As mentioned, children’s patterns were often meant to teach the alphabet.  This plate shows a large and attractive letter “D”.  However, instead of illustrating the letter with a cute dog or dear dolly, it is matched with a drunkard and the rhyme “D  Was a Drunk-ard (notice how even the word is falling down)/And had a red face."

  D Was A Drunk-Ard And had a red face 6.62 inch child's alphabet plate
The plate below illustrates a scene from the very popular anti-slavery book Uncle Tom’s Cabin by Harriet Beecher Stowe, which was published in 1852.  Many scenes from the book were used on children’s plates, but none are as violent as the pattern seen here:  “Pay Away Till He Gives Up: Give It Him: Give it Him!  Uncle Tom Whipped To Death.”  The pattern is frightening and a bit sordid.  

Child's  8.5 inch plate Uncle Tom Whipped To Death

I never thought of the violence inherent in the nursery rhyme Three Blind Mice.  I sing it to my grandchildren.  Visually, the plate below reminds me of the shower scene from Hitchcock's  Psycho.  I would never give it to them as a gift.  Now I'll think about the words too!

Three Blind Mice 7.5 inch child's plate

As a cat lover, perhaps I am being too sensitive to the use of the words wicked and kill in the plate below.  My granddaughter didn't like these words either.

Oh! beat her, kill her, wicked Puss  7.25 inch child's plate, ca. 1820

I hope you will send along a few of your inappropriate patterns for children.  My blog is a fine repository for these patterns, but perhaps not the hands of our little ones.


  1. I've never found one of these!
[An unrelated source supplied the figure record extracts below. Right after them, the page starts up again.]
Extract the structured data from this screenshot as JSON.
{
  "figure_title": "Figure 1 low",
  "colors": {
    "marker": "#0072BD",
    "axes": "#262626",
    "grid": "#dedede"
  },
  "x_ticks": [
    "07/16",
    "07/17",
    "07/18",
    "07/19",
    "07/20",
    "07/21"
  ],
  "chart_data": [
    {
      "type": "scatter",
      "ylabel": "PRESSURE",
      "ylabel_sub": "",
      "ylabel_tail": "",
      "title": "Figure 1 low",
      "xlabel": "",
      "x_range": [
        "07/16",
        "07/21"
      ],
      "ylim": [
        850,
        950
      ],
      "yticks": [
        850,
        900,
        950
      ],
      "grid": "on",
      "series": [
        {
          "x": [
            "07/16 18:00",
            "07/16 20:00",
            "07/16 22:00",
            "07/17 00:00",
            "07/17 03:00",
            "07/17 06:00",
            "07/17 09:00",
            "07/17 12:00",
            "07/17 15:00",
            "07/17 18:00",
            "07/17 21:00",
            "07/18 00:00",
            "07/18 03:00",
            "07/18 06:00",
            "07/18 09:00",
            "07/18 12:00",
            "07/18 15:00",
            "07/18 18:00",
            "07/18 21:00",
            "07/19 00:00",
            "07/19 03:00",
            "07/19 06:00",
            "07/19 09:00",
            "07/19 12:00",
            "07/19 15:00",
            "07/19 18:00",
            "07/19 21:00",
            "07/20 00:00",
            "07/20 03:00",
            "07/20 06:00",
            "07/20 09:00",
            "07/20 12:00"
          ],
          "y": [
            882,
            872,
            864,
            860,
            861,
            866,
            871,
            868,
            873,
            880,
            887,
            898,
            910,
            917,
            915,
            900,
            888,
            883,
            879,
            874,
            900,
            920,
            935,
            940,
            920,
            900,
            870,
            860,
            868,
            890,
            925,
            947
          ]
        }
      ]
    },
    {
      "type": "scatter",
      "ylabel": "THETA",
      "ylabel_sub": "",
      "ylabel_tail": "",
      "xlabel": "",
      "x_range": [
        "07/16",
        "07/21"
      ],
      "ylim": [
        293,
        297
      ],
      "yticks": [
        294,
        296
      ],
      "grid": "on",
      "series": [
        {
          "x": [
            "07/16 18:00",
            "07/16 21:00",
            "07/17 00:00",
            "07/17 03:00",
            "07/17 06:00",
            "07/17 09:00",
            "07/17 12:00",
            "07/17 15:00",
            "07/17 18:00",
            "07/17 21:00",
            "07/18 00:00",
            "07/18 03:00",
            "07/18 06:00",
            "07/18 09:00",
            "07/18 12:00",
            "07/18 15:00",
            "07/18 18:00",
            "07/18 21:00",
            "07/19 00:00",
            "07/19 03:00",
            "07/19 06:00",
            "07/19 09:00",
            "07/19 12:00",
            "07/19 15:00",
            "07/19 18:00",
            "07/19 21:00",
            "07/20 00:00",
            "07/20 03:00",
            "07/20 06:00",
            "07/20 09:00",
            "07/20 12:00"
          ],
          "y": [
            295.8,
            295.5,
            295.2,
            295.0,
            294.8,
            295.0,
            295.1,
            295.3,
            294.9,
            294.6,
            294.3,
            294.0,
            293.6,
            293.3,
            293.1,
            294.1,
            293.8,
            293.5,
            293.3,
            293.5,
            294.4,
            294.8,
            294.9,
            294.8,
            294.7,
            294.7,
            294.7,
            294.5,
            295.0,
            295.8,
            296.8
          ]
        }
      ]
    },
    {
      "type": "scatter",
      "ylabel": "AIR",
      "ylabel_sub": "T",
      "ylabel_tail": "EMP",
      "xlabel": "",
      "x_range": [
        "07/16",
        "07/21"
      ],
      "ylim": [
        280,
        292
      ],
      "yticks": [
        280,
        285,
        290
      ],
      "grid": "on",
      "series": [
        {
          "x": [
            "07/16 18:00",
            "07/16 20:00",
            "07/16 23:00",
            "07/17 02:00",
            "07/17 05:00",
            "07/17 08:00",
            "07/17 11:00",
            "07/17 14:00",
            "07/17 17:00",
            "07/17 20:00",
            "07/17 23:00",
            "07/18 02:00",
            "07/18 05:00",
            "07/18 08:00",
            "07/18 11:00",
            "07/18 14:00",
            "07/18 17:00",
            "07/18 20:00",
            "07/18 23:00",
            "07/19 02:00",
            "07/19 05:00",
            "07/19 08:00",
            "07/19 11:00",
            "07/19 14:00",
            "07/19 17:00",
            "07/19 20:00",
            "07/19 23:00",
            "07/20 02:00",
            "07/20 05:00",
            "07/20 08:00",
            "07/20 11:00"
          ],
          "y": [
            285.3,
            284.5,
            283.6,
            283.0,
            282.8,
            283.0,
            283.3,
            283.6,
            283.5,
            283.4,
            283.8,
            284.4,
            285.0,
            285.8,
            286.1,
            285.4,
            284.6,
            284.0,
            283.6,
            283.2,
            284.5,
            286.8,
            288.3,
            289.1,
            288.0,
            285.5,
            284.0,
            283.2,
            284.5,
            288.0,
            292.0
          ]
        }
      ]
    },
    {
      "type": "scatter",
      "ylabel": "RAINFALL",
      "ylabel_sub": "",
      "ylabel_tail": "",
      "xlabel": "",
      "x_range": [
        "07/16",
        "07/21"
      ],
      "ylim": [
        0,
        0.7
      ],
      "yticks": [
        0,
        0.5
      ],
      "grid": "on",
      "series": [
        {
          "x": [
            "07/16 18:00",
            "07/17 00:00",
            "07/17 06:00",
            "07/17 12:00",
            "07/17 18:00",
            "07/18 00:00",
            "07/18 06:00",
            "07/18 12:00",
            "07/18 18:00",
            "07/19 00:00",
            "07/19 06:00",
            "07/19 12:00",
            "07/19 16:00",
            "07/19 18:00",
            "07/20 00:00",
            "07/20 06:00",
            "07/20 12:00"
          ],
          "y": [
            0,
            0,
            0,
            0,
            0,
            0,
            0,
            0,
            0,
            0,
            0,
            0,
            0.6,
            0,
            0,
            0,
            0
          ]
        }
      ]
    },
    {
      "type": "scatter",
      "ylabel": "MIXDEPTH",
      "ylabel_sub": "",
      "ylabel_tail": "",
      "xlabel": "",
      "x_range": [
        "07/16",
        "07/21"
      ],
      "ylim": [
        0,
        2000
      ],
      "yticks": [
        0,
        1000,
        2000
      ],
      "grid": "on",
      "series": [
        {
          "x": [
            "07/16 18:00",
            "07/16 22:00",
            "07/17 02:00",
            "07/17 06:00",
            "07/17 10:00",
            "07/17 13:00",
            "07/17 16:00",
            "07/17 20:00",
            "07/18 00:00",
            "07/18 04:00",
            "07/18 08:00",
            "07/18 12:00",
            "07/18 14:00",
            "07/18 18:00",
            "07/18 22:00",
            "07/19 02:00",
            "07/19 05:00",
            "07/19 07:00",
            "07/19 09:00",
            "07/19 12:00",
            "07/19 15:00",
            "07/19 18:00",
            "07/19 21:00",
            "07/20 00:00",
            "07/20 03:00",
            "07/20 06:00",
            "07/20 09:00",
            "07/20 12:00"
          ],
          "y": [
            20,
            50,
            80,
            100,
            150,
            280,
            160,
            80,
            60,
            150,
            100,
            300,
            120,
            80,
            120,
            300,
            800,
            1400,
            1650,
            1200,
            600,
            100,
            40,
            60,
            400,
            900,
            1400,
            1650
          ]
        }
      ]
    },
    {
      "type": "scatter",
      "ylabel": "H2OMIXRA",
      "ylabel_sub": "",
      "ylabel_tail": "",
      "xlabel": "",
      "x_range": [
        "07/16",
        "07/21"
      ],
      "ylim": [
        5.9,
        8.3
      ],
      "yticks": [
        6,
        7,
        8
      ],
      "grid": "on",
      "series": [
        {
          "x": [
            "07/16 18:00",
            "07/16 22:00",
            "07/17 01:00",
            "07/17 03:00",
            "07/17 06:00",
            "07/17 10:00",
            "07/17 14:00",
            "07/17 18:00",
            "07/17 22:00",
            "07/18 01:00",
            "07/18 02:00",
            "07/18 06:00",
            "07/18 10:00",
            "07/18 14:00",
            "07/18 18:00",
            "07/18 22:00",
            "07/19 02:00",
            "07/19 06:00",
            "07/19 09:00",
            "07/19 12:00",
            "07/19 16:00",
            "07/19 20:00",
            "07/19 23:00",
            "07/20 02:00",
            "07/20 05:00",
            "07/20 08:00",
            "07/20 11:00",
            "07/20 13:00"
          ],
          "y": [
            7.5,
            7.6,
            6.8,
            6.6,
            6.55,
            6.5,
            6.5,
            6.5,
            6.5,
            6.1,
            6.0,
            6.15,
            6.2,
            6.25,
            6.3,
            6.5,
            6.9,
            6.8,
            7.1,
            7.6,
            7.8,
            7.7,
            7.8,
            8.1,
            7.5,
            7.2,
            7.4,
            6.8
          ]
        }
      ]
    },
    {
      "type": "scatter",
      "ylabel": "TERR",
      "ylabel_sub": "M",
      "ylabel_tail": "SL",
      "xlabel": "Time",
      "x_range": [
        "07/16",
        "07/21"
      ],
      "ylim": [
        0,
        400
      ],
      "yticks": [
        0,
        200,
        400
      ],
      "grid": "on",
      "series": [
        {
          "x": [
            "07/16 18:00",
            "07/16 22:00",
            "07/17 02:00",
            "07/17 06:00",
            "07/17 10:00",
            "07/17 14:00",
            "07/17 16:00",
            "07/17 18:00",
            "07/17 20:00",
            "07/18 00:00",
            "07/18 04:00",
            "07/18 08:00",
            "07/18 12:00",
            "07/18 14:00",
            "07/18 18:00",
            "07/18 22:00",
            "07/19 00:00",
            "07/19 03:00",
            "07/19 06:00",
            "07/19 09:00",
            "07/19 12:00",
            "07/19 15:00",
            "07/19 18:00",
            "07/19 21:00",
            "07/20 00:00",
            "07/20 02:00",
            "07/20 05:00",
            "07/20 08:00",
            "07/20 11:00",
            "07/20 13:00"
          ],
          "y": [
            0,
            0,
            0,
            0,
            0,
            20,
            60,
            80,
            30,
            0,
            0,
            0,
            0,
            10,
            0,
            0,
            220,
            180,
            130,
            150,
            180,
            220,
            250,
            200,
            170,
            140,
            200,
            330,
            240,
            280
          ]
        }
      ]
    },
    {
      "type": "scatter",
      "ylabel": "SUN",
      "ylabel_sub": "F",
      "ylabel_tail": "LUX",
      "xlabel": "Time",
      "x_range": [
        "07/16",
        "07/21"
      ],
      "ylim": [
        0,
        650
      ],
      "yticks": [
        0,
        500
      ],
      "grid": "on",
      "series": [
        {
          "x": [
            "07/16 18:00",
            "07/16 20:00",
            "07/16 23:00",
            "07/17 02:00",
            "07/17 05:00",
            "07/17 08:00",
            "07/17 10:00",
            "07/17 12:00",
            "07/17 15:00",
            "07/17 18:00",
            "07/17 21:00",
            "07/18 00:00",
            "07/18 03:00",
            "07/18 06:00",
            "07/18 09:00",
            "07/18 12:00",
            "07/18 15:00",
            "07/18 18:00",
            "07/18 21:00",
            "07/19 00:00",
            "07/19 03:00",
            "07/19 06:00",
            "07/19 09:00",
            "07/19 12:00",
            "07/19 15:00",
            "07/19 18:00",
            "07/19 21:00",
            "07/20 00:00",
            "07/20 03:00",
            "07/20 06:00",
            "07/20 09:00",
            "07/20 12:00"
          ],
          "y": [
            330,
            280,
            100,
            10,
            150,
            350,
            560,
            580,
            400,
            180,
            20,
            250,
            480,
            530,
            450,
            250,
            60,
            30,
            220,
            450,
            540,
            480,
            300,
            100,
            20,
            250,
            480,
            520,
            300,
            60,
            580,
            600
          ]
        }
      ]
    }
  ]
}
Sampler verses can be similarly full of warnings, gloom and foreboding, but I've not seen much violence depicted in stitches.

    1. It would be interesting to me to see some of these samplers that are full of gloom and doom!

  2. This is a great collection and a great topic. What a fascinating measure of how the world, or at least the piece of it we know in the west, has changed...

    1. Thank you! I am always interested in children and childhood.

  3. Hi Judie we dont see much in the way of childrens chine of the 1800s here in Adelaide but when it turns up it is quickly bought by collectors . The seal hunting ( horrific )was still practiced in parts of Australia just over 100 yrs ago in the late 1800s . Strange to imagine that these items were for children . Justin

  4. Such a fascinating topic! Many morbid scenes and sayings were stitched into samplers a hundred or so years ago, and maybe some were meant for children. It's bizarre to think at one time these were thought to be appropriate for anyone, let alone a child! Love your blog Judie!

    1. Lovely to hear from you! I am still obsessed with dishes. And children. I enjoy your blog too!